New energy efficiency standards

Do you know where 40% of the UK’s total energy consumption goes? Heating and powering buildings. This is going to end because by 2025 all new buildings must meet the new energy efficiency standards.

New homes and businesses will be highly energy efficient. The aim is to protect the environment with low carbon heating and be zero carbon. The challenge is huge because by 2025 houses will have to reduce 75-80% of current carbon emissions.

These are 4 crucial years for the country and the target for 2021 is to produce 31% lower carbon. Will we achieve this?

What changes will new buildings have to make?

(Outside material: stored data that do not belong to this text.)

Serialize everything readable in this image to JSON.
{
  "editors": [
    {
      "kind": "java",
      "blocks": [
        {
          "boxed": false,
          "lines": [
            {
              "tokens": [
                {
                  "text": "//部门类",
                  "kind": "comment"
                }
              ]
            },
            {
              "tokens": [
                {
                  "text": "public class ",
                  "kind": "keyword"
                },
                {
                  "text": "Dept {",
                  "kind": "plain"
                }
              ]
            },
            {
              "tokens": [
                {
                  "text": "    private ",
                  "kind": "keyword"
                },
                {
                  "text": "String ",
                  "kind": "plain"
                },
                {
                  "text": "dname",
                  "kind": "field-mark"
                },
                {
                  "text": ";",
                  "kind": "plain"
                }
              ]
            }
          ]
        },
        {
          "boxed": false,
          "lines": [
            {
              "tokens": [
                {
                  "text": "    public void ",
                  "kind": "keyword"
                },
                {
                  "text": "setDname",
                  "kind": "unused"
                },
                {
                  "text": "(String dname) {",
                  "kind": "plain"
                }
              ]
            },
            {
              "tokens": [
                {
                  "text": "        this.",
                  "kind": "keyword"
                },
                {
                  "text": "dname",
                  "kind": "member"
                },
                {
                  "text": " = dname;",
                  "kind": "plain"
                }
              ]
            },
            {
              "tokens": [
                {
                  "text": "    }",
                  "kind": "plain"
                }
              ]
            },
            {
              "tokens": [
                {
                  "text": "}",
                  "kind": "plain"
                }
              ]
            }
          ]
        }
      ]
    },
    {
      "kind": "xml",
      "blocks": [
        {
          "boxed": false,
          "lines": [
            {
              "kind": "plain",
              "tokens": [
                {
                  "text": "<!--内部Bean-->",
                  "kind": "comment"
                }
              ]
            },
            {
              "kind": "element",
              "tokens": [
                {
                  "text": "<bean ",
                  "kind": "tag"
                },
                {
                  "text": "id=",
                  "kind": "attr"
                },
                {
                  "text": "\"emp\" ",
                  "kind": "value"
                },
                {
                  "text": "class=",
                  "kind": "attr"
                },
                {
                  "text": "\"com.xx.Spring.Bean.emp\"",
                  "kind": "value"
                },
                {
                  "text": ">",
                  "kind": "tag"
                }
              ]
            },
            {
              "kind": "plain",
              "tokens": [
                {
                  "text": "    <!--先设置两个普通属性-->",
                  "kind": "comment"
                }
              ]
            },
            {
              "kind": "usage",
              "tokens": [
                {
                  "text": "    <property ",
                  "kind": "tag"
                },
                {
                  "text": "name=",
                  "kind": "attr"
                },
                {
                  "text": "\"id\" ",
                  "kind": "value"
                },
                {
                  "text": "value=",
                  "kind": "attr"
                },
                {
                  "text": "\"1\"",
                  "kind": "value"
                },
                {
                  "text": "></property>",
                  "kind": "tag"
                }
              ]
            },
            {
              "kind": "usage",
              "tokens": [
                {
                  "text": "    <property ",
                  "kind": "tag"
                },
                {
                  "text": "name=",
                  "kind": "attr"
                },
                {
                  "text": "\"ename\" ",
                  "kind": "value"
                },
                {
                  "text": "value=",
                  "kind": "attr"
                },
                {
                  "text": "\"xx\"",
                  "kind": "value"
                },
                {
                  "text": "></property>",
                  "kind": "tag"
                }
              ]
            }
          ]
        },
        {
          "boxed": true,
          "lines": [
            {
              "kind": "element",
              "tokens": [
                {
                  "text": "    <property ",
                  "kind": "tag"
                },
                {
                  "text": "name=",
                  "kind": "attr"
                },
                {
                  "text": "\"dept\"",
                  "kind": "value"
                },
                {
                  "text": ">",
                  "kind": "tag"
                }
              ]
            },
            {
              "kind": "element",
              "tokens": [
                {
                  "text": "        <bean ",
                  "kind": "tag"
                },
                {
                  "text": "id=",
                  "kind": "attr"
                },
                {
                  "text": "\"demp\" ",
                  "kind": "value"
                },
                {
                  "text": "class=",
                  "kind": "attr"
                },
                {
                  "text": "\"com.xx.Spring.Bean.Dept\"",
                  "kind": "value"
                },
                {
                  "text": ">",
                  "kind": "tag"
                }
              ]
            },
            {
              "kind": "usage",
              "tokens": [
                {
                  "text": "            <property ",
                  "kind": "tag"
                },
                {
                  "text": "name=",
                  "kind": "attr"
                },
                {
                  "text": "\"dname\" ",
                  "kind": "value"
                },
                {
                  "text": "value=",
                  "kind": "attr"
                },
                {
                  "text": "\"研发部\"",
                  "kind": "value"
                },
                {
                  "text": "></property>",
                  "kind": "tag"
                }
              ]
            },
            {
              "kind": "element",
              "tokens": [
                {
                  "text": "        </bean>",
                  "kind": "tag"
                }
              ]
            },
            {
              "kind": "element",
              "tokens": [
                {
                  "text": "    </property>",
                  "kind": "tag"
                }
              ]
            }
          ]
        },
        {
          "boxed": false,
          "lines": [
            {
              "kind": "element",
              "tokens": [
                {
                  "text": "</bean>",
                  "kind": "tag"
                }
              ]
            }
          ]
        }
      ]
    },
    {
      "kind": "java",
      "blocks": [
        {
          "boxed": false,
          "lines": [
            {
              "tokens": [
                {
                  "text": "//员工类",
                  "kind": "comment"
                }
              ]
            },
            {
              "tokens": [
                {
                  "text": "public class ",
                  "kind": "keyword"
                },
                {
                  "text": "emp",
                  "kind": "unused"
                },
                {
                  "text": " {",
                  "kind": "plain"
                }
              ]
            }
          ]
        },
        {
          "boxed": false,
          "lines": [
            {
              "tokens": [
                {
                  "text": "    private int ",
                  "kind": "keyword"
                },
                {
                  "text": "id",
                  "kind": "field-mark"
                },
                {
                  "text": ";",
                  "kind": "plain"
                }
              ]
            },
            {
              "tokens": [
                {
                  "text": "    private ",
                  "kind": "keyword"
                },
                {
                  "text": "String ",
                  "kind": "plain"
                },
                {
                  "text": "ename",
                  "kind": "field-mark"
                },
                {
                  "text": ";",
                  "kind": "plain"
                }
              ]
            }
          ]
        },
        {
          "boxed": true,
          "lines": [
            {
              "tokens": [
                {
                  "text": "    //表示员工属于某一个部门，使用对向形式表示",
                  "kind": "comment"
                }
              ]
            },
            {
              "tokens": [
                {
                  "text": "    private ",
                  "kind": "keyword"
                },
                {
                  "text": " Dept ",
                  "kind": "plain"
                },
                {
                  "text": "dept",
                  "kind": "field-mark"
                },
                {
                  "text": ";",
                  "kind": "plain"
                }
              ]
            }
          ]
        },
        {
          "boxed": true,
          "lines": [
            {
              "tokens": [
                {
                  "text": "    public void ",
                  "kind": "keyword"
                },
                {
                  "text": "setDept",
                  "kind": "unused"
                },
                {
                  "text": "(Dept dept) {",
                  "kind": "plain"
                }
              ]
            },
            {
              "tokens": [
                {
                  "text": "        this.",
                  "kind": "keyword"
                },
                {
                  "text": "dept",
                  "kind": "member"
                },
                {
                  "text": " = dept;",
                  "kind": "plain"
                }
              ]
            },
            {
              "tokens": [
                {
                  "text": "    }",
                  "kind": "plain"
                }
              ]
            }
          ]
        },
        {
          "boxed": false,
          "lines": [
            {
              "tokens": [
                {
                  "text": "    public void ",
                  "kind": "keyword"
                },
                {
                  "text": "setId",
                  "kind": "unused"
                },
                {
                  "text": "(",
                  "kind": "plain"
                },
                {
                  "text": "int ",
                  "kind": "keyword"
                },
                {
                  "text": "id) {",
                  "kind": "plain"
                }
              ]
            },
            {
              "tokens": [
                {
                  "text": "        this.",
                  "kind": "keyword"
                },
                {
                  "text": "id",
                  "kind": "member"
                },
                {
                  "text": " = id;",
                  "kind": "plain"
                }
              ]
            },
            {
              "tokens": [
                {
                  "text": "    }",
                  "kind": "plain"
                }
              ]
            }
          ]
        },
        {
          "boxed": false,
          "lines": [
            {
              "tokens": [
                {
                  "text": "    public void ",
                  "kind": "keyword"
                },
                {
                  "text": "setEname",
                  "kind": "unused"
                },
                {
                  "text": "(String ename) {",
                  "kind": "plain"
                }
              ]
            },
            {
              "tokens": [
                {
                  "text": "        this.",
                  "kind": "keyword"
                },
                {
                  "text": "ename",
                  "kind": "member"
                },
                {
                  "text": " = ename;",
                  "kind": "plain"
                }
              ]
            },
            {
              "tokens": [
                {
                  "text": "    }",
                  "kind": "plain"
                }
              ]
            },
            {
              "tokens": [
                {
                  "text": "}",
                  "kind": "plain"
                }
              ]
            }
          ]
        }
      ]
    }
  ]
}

  • Ventilation: additional ventilation and indoor air quality monitoring (buildings such as offices and gyms) reduce the risk of any potential infections spreading indoors.
  • Avoid overheating in residential buildings

New energy efficiency standards have only advantages

On one hand, it helps to combat climate change. On the other, it reduces energy bills for households and prolongs the life of buildings. The goal is to achieve net-zero emissions by 2050. With our efforts, new generations will have a cleaner and more sustainable future.

This measure does not only affect new buildings. Existing houses will also have to upgrade, repair or replace windows and building services such as heat pumps, cooling systems, or fixed lighting. Of course, they will also have to revise their roofs and walls.

Meeting the new energy efficiency standards means to prevent overheating in existing homes and costly bills for families. Poorly insulated homes lose 30% of their energy, about £300 a year.

The journey is long, but England progress is remarkable. We have reduced total emissions about one-fifth since 1990. Are you joining the green revolution?